There are, of course, people with huge medical bills that they cannot possibly pay. Believe it or not, that also happened back before the modern welfare state. Some hospitals — whether public or private — could absorb such costs, with the help of donors. There were people with polio living in iron lungs, which is why rich and poor alike gave money to the March of Dimes.
But that is very different from hospitals being stiffed every day by emergency room users whose only emergency is that they want to keep their money to spend on fun, instead of on doctors.
The biggest of the big lies in the "health care" hype is that a lack of insurance means a lack of medical care. The second biggest lie is that health care and medical care are the same thing.
Doctors cannot stop you from ruining your health in a hundred different ways, so statistics on everything from infant mortality to AIDS are not proof of a need for government to take over medical treatment.

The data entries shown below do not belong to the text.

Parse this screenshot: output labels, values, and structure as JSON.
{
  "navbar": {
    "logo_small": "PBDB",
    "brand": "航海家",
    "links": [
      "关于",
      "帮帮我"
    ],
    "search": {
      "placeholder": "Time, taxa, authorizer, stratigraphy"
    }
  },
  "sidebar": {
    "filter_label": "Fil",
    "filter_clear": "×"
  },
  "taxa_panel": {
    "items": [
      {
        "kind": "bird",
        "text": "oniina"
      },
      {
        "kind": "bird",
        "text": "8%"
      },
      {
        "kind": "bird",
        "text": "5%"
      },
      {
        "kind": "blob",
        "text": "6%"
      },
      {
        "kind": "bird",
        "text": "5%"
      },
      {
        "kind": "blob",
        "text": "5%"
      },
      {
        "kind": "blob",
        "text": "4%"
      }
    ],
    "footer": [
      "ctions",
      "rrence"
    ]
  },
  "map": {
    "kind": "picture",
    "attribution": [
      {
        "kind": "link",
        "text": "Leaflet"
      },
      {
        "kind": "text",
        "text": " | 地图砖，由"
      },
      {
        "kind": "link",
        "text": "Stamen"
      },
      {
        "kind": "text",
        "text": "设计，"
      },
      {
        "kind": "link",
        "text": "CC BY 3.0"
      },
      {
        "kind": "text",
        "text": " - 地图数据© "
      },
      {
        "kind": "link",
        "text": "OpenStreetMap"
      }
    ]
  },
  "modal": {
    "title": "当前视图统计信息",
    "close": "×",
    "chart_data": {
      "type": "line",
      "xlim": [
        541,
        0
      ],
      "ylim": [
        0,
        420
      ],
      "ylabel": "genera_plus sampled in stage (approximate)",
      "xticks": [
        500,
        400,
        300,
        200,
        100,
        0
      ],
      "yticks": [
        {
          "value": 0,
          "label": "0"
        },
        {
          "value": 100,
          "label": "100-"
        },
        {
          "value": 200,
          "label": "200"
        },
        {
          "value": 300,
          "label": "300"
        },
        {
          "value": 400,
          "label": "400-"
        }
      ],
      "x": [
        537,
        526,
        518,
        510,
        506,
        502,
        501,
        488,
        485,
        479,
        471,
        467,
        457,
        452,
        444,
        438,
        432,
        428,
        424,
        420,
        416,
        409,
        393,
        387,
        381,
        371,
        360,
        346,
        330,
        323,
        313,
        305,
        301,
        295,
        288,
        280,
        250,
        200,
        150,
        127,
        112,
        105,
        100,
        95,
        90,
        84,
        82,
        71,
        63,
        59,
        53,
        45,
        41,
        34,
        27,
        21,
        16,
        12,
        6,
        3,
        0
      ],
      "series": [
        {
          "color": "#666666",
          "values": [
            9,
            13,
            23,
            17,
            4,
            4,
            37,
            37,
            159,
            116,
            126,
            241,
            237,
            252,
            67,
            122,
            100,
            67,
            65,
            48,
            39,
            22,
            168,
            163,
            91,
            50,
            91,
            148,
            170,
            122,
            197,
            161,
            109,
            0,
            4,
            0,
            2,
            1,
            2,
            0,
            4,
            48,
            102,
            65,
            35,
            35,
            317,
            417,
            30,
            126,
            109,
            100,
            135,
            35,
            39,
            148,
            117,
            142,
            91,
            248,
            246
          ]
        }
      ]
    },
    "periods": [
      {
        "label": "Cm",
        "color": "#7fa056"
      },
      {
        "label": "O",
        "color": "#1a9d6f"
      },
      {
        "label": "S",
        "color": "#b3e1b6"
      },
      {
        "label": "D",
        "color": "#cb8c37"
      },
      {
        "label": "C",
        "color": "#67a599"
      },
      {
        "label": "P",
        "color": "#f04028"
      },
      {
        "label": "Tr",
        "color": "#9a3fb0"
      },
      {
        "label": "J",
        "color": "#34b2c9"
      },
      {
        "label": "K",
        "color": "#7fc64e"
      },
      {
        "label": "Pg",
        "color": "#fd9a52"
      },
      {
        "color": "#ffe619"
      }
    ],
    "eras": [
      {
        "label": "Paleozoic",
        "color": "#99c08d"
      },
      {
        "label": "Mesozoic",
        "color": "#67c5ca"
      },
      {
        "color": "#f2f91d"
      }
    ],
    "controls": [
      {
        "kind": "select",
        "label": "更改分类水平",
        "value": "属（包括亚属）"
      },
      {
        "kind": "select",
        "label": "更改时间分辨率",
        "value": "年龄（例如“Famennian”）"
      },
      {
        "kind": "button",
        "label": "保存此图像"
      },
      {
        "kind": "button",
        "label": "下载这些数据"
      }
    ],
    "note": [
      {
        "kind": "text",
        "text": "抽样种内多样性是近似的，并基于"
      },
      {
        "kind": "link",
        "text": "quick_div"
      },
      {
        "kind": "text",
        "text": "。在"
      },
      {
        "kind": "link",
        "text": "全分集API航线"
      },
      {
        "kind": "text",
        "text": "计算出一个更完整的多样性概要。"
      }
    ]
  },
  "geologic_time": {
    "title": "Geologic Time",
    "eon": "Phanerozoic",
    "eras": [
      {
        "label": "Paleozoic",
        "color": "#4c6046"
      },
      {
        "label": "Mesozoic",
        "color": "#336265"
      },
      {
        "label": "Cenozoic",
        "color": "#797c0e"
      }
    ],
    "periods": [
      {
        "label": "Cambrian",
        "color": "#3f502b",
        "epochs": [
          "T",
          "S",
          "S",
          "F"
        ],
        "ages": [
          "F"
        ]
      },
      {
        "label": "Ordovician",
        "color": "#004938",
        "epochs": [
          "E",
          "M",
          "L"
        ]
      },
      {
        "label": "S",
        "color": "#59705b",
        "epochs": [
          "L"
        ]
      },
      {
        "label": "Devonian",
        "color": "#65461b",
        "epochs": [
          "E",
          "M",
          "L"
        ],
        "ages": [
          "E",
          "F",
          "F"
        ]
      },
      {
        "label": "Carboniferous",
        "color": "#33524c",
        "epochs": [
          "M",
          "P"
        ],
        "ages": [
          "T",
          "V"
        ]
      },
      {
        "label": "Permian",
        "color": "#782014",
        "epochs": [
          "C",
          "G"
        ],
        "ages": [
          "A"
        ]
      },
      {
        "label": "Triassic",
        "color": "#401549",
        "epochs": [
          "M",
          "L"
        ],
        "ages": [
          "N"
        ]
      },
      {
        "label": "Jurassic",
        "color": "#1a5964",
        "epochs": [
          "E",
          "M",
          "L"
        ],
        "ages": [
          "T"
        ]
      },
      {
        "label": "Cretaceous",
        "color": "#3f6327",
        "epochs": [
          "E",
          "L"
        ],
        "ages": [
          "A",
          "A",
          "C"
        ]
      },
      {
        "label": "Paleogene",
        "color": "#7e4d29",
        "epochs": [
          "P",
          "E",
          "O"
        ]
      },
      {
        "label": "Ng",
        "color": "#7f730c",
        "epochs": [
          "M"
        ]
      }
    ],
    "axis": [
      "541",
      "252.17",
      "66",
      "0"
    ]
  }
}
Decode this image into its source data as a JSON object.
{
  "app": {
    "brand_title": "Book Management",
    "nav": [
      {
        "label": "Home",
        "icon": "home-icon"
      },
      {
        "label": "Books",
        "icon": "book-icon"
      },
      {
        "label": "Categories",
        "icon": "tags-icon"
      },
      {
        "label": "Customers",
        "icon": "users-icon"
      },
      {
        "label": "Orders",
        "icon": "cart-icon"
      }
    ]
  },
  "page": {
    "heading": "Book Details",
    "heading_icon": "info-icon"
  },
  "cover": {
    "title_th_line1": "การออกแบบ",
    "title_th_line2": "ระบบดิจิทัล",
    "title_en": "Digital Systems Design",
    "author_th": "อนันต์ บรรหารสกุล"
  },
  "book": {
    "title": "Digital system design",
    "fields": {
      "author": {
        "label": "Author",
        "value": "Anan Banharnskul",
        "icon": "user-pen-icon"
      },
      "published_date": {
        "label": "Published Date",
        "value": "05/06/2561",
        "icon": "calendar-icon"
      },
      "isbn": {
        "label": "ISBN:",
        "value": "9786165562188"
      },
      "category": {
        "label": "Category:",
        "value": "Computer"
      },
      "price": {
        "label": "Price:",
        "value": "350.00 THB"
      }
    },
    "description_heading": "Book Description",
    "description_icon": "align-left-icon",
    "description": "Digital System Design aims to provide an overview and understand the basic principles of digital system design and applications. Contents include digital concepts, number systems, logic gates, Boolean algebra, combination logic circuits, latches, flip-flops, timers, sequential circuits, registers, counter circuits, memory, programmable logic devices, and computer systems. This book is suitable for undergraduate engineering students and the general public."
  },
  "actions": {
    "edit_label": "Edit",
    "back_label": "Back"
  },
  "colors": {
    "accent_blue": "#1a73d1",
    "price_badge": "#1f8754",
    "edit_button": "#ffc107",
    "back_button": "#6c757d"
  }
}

Few people show the slightest interest in what has actually happened in countries with government-controlled medical care. We are apparently supposed to follow those countries' example without asking about the months that people in those countries spend on waiting lists for medical treatments that Americans get just by picking up a phone and making an appointment.
It is amazing how many people seem uninterested in why so many doctors in Britain are from Third World countries with lower medical standards — or why people from Canada come to the U.S. for medical treatment that they could get cheaper at home.
Government price controls on pharmaceutical drugs are more of the same illusion of something for nothing. People who urge us to follow countries that control the prices of medications seem uninterested in the fact that those countries depend on the U.S. to create new drugs, after they destroyed incentives to do so in their own countries.
Since it takes more than a decade to create a new drug, a politician can be elected president by hyping price controls on drugs, spend eight years in the White House, and be living in retirement before people start to notice that we no longer get the kinds of new medications that successively conquered deadly diseases in the past.
posted by sweetnothing(387) 11 months and 13 days ago
Mayor
In response to sweetnothing:Average life expectancy in 1949 -- the good old days -- was 66 years. Today, it's closer to 75. This is due largely to costly medical advances. If we stayed with pay as you go healthcare, chances are you wouldn't live as long, because you wouldn't be able to afford more advanced care.
posted by southboca(700) 10 months and 19 days ago
Aspiring Patriot
In response to sweetnothing:$50 is a lot less than it would cost today, even after you add in inflation.
posted by Peter(350) 10 months and 19 days ago
Aspiring Patriot
It may be better than nothing. But I still haven't heard enough details to show how it will work without bankrupting the nation.
posted by Bella(350) 10 months and 19 days ago
Aspiring Patriot
Having healthcare is a good idea. But, I don't like the idea of the government telling me I have to have healthcare. It seems very Big Brother.
posted by mike(100) 10 months and 18 days ago
Aspiring Patriot
Mandatory healthcare is a good idea. I'm just not sure that Hillary's plan is the answer to our problems. It seems a little short on substance to me.
posted by corinthians(250) 10 months and 18 days ago
Aspiring Patriot
It's a nice idea. However, big programs run by the government are rarely efficient and often do far more harm than good.